Two Mississippi State University Dietetic Interns, Jennifer Eggert and Nancy Bowers, have researched the importance of breakfast for children under the supervision of Dr. Barbara McLaurin, MSU Extension nutritionist specialist.
"Breakfast is still the most important meal of the day, especially for school-age children. Studies have shown that children who receive a good breakfast learn better, are more alert and are more likely to participate in activities," Eggert said.
"Food choices from the basic food groups provide carbohydrates, protein and a moderate amount of fat. This helps to maintain blood sugar levels, thus delaying hunger for several hours," Eggert said. "A breakfast of highly sugared foods (doughnuts, pastries, highly sugared cereals, soft drinks or candy) causes of quick burst of energy that won't last. About an hour later, there will be a drop in blood sugar, a decline in energy and hunger will return."
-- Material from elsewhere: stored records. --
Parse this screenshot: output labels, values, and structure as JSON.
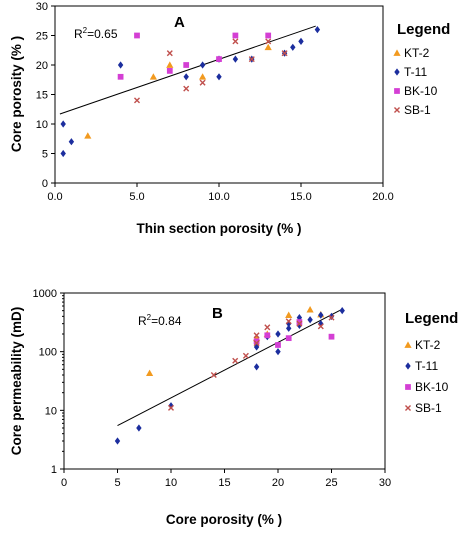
{
  "chart_data": [
    {
      "type": "scatter",
      "panel_label": "A",
      "r2_label": "R",
      "r2_sup": "2",
      "r2_value": "=0.65",
      "xlabel": "Thin section porosity (% )",
      "ylabel": "Core porosity (% )",
      "xlim": [
        0,
        20
      ],
      "ylim": [
        0,
        30
      ],
      "x_ticks": [
        "0.0",
        "5.0",
        "10.0",
        "15.0",
        "20.0"
      ],
      "y_ticks": [
        "0",
        "5",
        "10",
        "15",
        "20",
        "25",
        "30"
      ],
      "x_tick_values": [
        0,
        5,
        10,
        15,
        20
      ],
      "y_tick_values": [
        0,
        5,
        10,
        15,
        20,
        25,
        30
      ],
      "log_y": false,
      "legend_title": "Legend",
      "legend_position": "right",
      "trendline": {
        "x": [
          0.3,
          15.9
        ],
        "y": [
          11.7,
          26.6
        ]
      },
      "series": [
        {
          "name": "KT-2",
          "marker": "triangle",
          "color": "#F29A1F",
          "x": [
            2,
            6,
            7,
            9,
            13
          ],
          "y": [
            8,
            18,
            20,
            18,
            23
          ]
        },
        {
          "name": "T-11",
          "marker": "diamond",
          "color": "#1C2E9E",
          "x": [
            0.5,
            0.5,
            1,
            4,
            8,
            9,
            10,
            10,
            11,
            12,
            14,
            14.5,
            15,
            16
          ],
          "y": [
            5,
            10,
            7,
            20,
            18,
            20,
            18,
            21,
            21,
            21,
            22,
            23,
            24,
            26
          ]
        },
        {
          "name": "BK-10",
          "marker": "square",
          "color": "#D43FD4",
          "x": [
            4,
            5,
            7,
            8,
            10,
            11,
            13
          ],
          "y": [
            18,
            25,
            19,
            20,
            21,
            25,
            25
          ]
        },
        {
          "name": "SB-1",
          "marker": "x",
          "color": "#C0504D",
          "x": [
            5,
            7,
            8,
            9,
            11,
            12,
            13,
            14
          ],
          "y": [
            14,
            22,
            16,
            17,
            24,
            21,
            24,
            22
          ]
        }
      ]
    },
    {
      "type": "scatter",
      "panel_label": "B",
      "r2_label": "R",
      "r2_sup": "2",
      "r2_value": "=0.84",
      "xlabel": "Core porosity (% )",
      "ylabel": "Core permeability (mD)",
      "xlim": [
        0,
        30
      ],
      "ylim": [
        1,
        1000
      ],
      "x_ticks": [
        "0",
        "5",
        "10",
        "15",
        "20",
        "25",
        "30"
      ],
      "y_ticks": [
        "1",
        "10",
        "100",
        "1000"
      ],
      "x_tick_values": [
        0,
        5,
        10,
        15,
        20,
        25,
        30
      ],
      "y_tick_values": [
        1,
        10,
        100,
        1000
      ],
      "log_y": true,
      "legend_title": "Legend",
      "legend_position": "right",
      "trendline": {
        "x": [
          5,
          26
        ],
        "y": [
          5.5,
          530
        ]
      },
      "series": [
        {
          "name": "KT-2",
          "marker": "triangle",
          "color": "#F29A1F",
          "x": [
            8,
            18,
            19,
            21,
            23,
            24
          ],
          "y": [
            43,
            170,
            200,
            420,
            520,
            430
          ]
        },
        {
          "name": "T-11",
          "marker": "diamond",
          "color": "#1C2E9E",
          "x": [
            5,
            7,
            10,
            18,
            18,
            19,
            20,
            20,
            21,
            21,
            22,
            22,
            23,
            24,
            24,
            25,
            26
          ],
          "y": [
            3,
            5,
            12,
            55,
            120,
            180,
            100,
            200,
            300,
            250,
            280,
            380,
            350,
            300,
            420,
            400,
            500
          ]
        },
        {
          "name": "BK-10",
          "marker": "square",
          "color": "#D43FD4",
          "x": [
            18,
            19,
            20,
            21,
            22,
            25
          ],
          "y": [
            150,
            190,
            130,
            170,
            320,
            180
          ]
        },
        {
          "name": "SB-1",
          "marker": "x",
          "color": "#C0504D",
          "x": [
            10,
            14,
            16,
            17,
            18,
            18,
            19,
            21,
            22,
            24,
            25
          ],
          "y": [
            11,
            40,
            70,
            85,
            140,
            190,
            260,
            330,
            300,
            270,
            380
          ]
        }
      ]
    }
  ]
}
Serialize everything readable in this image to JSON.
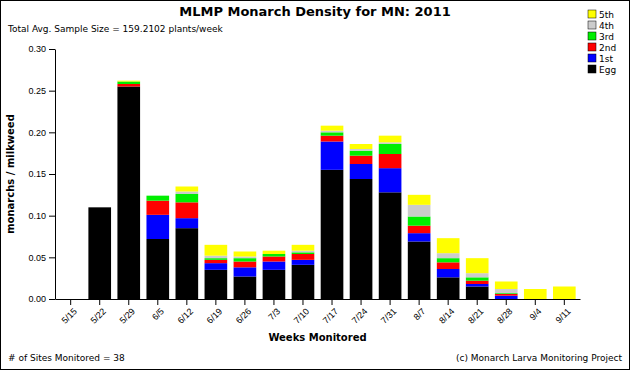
{
  "chart_data": {
    "type": "bar",
    "title": "MLMP Monarch Density for MN: 2011",
    "subtitle": "Total Avg. Sample Size = 159.2102 plants/week",
    "x_label": "Weeks Monitored",
    "y_label": "monarchs / milkweed",
    "annotations": [
      "# of Sites Monitored = 38",
      "(c) Monarch Larva Monitoring Project"
    ],
    "categories": [
      "5/15",
      "5/22",
      "5/29",
      "6/5",
      "6/12",
      "6/19",
      "6/26",
      "7/3",
      "7/10",
      "7/17",
      "7/24",
      "7/31",
      "8/7",
      "8/14",
      "8/21",
      "8/28",
      "9/4",
      "9/11"
    ],
    "series": [
      {
        "name": "Egg",
        "color": "#000000",
        "values": [
          0,
          0.11,
          0.255,
          0.072,
          0.085,
          0.035,
          0.027,
          0.035,
          0.041,
          0.155,
          0.144,
          0.128,
          0.069,
          0.026,
          0.015,
          0,
          0,
          0
        ]
      },
      {
        "name": "1st",
        "color": "#0000ff",
        "values": [
          0,
          0,
          0,
          0.029,
          0.012,
          0.008,
          0.011,
          0.01,
          0.006,
          0.034,
          0.018,
          0.029,
          0.01,
          0.01,
          0.003,
          0.004,
          0,
          0
        ]
      },
      {
        "name": "2nd",
        "color": "#ff0000",
        "values": [
          0,
          0,
          0.003,
          0.017,
          0.019,
          0.004,
          0.007,
          0.006,
          0.007,
          0.007,
          0.01,
          0.017,
          0.009,
          0.008,
          0.004,
          0.002,
          0,
          0
        ]
      },
      {
        "name": "3rd",
        "color": "#00ee00",
        "values": [
          0,
          0,
          0.003,
          0.006,
          0.01,
          0.002,
          0.004,
          0.003,
          0.002,
          0.004,
          0.006,
          0.012,
          0.011,
          0.005,
          0.004,
          0.001,
          0,
          0
        ]
      },
      {
        "name": "4th",
        "color": "#cccccc",
        "values": [
          0,
          0,
          0,
          0,
          0.003,
          0.003,
          0.002,
          0,
          0.002,
          0.002,
          0.002,
          0.002,
          0.014,
          0.006,
          0.005,
          0.005,
          0,
          0
        ]
      },
      {
        "name": "5th",
        "color": "#ffff00",
        "values": [
          0,
          0,
          0.001,
          0,
          0.006,
          0.013,
          0.006,
          0.004,
          0.007,
          0.006,
          0.006,
          0.008,
          0.012,
          0.018,
          0.018,
          0.009,
          0.012,
          0.015
        ]
      }
    ],
    "stacked": true,
    "grid": false,
    "legend": "top-right",
    "ylim": [
      0,
      0.3
    ],
    "yticks": [
      {
        "value": 0,
        "label": "0.00"
      },
      {
        "value": 0.05,
        "label": "0.05"
      },
      {
        "value": 0.1,
        "label": "0.10"
      },
      {
        "value": 0.15,
        "label": "0.15"
      },
      {
        "value": 0.2,
        "label": "0.20"
      },
      {
        "value": 0.25,
        "label": "0.25"
      },
      {
        "value": 0.3,
        "label": "0.30"
      }
    ]
  }
}
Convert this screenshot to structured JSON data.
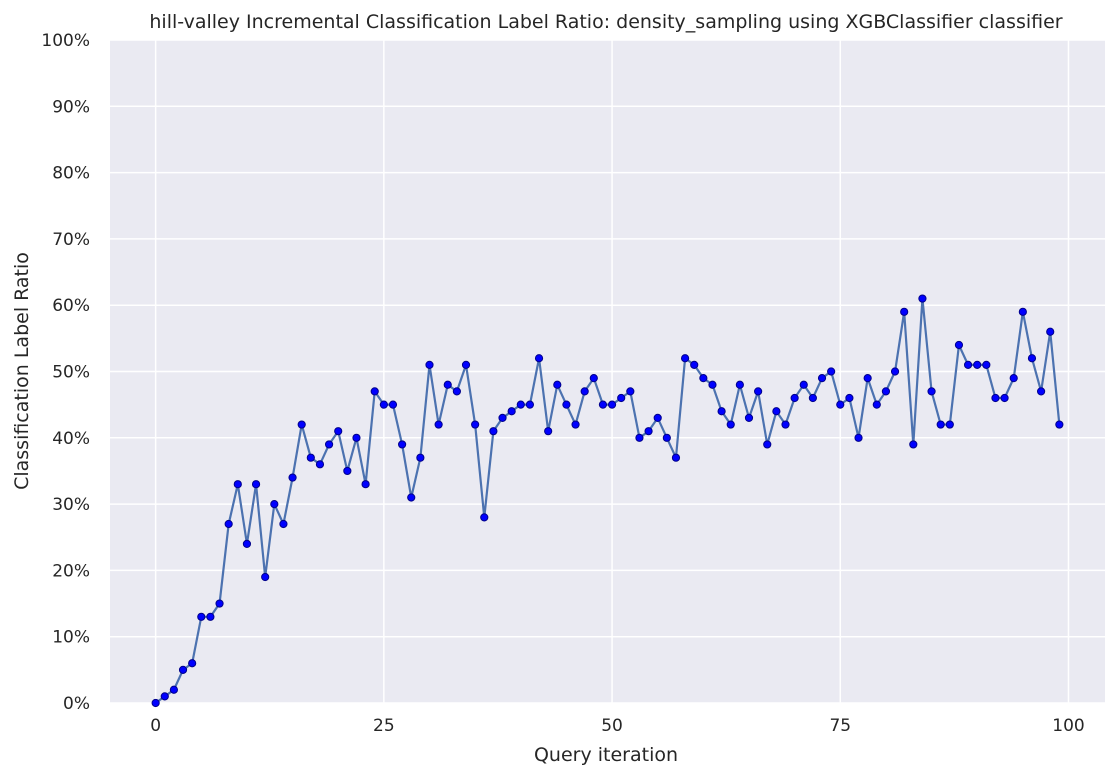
{
  "chart_data": {
    "type": "line",
    "title": "hill-valley Incremental Classification Label Ratio: density_sampling using XGBClassifier classifier",
    "xlabel": "Query iteration",
    "ylabel": "Classification Label Ratio",
    "xlim": [
      -5,
      104
    ],
    "ylim": [
      0,
      100
    ],
    "x_ticks": [
      0,
      25,
      50,
      75,
      100
    ],
    "y_ticks": [
      0,
      10,
      20,
      30,
      40,
      50,
      60,
      70,
      80,
      90,
      100
    ],
    "y_tick_format": "percent",
    "grid": true,
    "background": "#eaeaf2",
    "line_color": "#4c72b0",
    "marker_color": "#0000ff",
    "marker_edge_color": "#00008b",
    "x": [
      0,
      1,
      2,
      3,
      4,
      5,
      6,
      7,
      8,
      9,
      10,
      11,
      12,
      13,
      14,
      15,
      16,
      17,
      18,
      19,
      20,
      21,
      22,
      23,
      24,
      25,
      26,
      27,
      28,
      29,
      30,
      31,
      32,
      33,
      34,
      35,
      36,
      37,
      38,
      39,
      40,
      41,
      42,
      43,
      44,
      45,
      46,
      47,
      48,
      49,
      50,
      51,
      52,
      53,
      54,
      55,
      56,
      57,
      58,
      59,
      60,
      61,
      62,
      63,
      64,
      65,
      66,
      67,
      68,
      69,
      70,
      71,
      72,
      73,
      74,
      75,
      76,
      77,
      78,
      79,
      80,
      81,
      82,
      83,
      84,
      85,
      86,
      87,
      88,
      89,
      90,
      91,
      92,
      93,
      94,
      95,
      96,
      97,
      98,
      99
    ],
    "values": [
      0,
      1,
      2,
      5,
      6,
      13,
      13,
      15,
      27,
      33,
      24,
      33,
      19,
      30,
      27,
      34,
      42,
      37,
      36,
      39,
      41,
      35,
      40,
      33,
      47,
      45,
      45,
      39,
      31,
      37,
      51,
      42,
      48,
      47,
      51,
      42,
      28,
      41,
      43,
      44,
      45,
      45,
      52,
      41,
      48,
      45,
      42,
      47,
      49,
      45,
      45,
      46,
      47,
      40,
      41,
      43,
      40,
      37,
      52,
      51,
      49,
      48,
      44,
      42,
      48,
      43,
      47,
      39,
      44,
      42,
      46,
      48,
      46,
      49,
      50,
      45,
      46,
      40,
      49,
      45,
      47,
      50,
      59,
      39,
      61,
      47,
      42,
      42,
      54,
      51,
      51,
      51,
      46,
      46,
      49,
      59,
      52,
      47,
      56,
      42
    ]
  }
}
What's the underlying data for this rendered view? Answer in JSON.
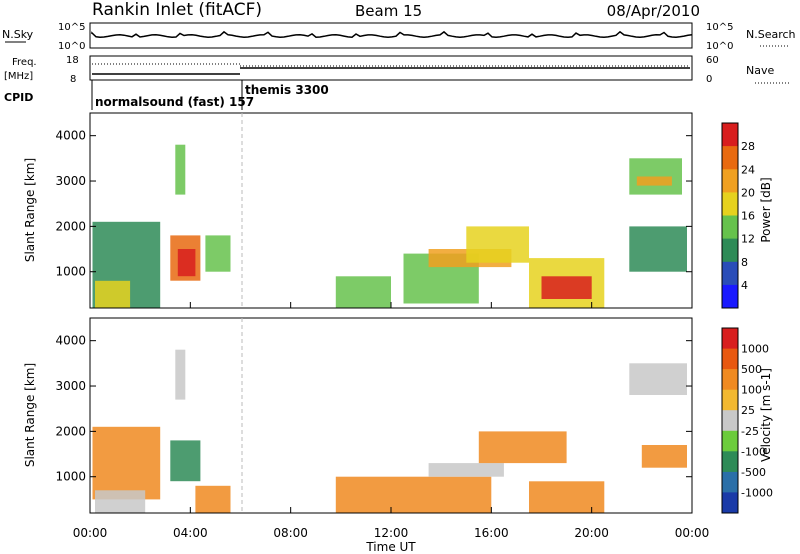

According to the American Dietetic Association online, a nutritious breakfast should include foods from some of the basic food groups: breads and cereals, vegetables, fruit, milk and milk products, and meat and meat substitutes.
Cereals provide a quick, easy and low-fat source of vitamins, minerals and fiber. Try to include milk, yogurt and other dairy in the breakfast routine as well. Pancakes, waffles or a omelet served with a glass of juice or milk is also a nutritious fare, providing a good balance of protein, vitamins and minerals to begin the day.
Preparing the children for school and getting ready for work can sometimes make the morning seem too hectic for breakfast.
"An easy way to make sure that you get breakfast in is to designate a time to eat every morning. Another reminder and a fast way to make breakfast is to set out a breakfast buffet the night before and include a variety of food choices," Eggert said.
Parents should not get discouraged if their child dislikes breakfast foods.
"Try to offer your children a variety of healthy food choices for breakfast, but not every child is satisfied with the breakfast menu their parents provide," Bowers said. "In these cases it is good to note that sometimes it is not what you eat but when you eat it. Even foods like cold pizza can provide nutrients that help energize a child for the rest of the day."
If a child is still refusing to eat breakfast Bowers suggest taking them along to the grocery store. Making children active participants in shopping ensures that they'll get something they'll enjoy.
The consequences of a child not receiving a nutritious breakfast could affect their school performance.